Hans Åberg haberg-1 at telia.com
Tue Apr 19 02:49:08 CDT 2022


> On 19 Apr 2022, at 00:24, Marius Spix via Unicode <unicode at corp.unicode.org> wrote:
> 
> Also note >
> 
> On Mon, 18 Apr 2022 21:10:58 +0200
> Jens Maurer via Unicode wrote:
> 
>> On 18/04/2022 20.47, Doug Ewell via Unicode wrote:
>>> Hans Åberg wrote:
>> "In both the source and execution basic character sets,
>> the value of each character after 0 in the above list
>> of decimal digits shall be one greater than the value
>> of the previous."
>> 
>> Note the use of the term "basic character set".
> 
> Also note that SHALL be does not mean MUST be.

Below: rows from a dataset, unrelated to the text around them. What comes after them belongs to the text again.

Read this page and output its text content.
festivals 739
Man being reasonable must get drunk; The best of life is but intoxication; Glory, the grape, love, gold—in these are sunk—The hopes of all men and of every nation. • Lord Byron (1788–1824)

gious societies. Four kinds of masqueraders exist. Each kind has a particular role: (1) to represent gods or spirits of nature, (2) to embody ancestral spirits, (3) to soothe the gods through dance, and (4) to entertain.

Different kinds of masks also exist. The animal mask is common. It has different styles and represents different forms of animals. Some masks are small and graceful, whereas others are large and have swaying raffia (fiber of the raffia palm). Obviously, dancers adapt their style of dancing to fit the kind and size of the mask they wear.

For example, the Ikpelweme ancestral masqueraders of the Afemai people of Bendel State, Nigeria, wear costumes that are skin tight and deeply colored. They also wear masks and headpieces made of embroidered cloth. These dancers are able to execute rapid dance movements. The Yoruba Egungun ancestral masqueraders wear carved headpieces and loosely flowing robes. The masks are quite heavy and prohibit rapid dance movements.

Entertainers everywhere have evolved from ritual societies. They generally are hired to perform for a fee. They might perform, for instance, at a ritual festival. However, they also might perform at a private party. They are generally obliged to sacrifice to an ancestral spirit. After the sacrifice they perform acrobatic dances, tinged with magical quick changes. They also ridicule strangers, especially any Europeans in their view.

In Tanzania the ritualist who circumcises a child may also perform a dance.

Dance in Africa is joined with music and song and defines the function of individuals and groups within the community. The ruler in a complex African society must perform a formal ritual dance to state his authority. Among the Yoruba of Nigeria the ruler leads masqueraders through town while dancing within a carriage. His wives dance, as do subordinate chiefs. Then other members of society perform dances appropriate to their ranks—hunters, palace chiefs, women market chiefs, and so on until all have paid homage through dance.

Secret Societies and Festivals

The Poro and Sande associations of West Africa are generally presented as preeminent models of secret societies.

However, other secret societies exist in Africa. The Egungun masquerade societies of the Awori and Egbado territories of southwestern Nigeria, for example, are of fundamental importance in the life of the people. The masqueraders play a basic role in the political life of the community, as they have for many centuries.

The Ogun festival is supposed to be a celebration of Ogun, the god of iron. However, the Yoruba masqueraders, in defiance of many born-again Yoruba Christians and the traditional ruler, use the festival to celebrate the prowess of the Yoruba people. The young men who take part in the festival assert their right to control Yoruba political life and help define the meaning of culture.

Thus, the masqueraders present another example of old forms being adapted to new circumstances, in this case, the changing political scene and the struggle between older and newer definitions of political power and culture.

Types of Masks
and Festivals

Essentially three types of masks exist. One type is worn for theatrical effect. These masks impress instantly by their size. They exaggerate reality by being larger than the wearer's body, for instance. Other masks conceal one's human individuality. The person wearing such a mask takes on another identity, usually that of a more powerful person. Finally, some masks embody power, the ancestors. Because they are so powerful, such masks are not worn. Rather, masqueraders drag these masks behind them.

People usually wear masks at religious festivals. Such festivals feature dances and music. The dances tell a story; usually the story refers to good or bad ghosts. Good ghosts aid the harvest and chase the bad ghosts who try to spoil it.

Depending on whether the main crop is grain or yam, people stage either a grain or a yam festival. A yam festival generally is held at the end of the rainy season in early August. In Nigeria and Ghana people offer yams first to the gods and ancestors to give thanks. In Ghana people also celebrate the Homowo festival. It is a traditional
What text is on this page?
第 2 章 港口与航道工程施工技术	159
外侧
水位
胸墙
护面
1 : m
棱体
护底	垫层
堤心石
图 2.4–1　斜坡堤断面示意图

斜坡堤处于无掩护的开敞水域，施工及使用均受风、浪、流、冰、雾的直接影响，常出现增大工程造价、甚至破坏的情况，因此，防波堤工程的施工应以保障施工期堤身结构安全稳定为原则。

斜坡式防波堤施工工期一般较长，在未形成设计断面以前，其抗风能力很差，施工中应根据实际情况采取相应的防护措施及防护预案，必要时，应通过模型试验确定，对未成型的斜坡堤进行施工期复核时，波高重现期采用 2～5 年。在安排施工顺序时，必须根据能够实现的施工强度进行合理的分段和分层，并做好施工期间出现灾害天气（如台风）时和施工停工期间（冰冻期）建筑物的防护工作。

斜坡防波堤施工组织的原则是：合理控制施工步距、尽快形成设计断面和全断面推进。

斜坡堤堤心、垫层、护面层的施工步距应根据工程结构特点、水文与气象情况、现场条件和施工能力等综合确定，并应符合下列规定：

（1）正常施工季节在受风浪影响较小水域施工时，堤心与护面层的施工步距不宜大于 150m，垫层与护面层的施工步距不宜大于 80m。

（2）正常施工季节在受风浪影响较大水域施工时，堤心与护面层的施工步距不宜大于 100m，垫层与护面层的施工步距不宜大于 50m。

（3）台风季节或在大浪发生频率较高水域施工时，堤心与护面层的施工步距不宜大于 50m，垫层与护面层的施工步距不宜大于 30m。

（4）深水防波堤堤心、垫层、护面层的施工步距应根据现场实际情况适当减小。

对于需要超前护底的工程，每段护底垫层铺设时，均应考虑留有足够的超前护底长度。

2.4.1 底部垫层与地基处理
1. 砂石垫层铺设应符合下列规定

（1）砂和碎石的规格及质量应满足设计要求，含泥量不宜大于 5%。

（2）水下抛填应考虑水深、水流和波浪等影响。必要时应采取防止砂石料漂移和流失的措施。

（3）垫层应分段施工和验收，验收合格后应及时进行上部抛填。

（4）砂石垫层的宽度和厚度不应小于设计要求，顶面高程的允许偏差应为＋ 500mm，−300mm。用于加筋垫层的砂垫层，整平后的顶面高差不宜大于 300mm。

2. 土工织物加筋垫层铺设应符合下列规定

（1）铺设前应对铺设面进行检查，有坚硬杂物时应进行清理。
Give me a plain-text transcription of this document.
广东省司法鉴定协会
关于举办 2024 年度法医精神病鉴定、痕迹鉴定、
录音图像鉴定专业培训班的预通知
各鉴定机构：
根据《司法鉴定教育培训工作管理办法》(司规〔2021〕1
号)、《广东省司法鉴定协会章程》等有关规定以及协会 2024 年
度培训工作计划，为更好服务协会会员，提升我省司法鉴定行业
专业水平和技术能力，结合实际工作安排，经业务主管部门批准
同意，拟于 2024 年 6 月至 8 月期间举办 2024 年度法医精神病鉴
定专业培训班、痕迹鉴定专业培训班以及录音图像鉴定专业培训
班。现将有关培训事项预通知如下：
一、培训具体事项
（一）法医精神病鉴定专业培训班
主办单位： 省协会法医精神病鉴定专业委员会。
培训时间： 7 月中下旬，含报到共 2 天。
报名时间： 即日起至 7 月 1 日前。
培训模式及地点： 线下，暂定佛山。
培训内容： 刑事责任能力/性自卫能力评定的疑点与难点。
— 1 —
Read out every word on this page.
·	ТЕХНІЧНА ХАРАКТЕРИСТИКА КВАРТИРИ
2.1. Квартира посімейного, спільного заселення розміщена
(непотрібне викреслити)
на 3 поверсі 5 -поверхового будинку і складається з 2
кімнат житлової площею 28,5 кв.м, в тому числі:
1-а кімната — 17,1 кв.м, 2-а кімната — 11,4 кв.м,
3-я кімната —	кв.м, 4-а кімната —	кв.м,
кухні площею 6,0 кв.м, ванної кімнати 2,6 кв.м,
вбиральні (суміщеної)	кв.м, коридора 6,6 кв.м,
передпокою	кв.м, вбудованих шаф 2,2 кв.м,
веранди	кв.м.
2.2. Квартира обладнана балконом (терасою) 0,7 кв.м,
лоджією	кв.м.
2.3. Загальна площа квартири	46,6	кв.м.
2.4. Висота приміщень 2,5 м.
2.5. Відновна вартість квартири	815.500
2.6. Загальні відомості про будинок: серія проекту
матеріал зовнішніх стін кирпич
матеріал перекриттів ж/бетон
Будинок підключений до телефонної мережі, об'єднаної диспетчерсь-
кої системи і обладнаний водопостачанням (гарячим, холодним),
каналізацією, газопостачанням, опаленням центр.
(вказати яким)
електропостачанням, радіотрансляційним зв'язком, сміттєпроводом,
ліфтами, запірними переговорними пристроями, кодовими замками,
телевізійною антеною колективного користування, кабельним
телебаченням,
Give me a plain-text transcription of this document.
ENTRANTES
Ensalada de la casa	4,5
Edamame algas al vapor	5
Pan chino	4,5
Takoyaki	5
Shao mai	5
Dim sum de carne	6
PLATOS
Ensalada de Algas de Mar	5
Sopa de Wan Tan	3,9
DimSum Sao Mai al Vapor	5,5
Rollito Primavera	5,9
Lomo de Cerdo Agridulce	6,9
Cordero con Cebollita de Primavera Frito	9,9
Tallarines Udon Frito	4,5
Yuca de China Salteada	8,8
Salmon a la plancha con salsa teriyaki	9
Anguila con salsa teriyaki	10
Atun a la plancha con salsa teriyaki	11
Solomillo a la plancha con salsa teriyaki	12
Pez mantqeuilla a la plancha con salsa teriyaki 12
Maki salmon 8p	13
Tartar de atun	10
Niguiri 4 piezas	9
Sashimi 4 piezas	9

For example, the basic
> character set SHALL include certain characters like “[”, “]”, “{” or
> “}”, but whenever they do not exist in the current character set, C
> allows to replace them by digraphs and trigraphs. C++ also adds and
> alternative tokens (like “and” or “xor” instead of “&&” or “^”).
> Trigraphs are not supported in C++17 anymore, which breaks
> downwards-compatibility.
> 
> C also expect that the backslash (\, ASCII codepoint 0x5C) is used for
> escape sequences in string literals, but some users of Shift JIS
> encoding use the Yen sign (¥), with shares the same codepoint 0x5C.

In math, it is common that the symbols vary. For example, in logic, one might use for conjunction 𝑨 ∧ 𝑩 or 𝑨 & 𝑩, or implication 𝑨 ⇒ 𝑩, 𝑨 → 𝑩, or 𝑨 ⊃ 𝑩. If defines the logic using a specific set of symbols, it is also valid for other such sets.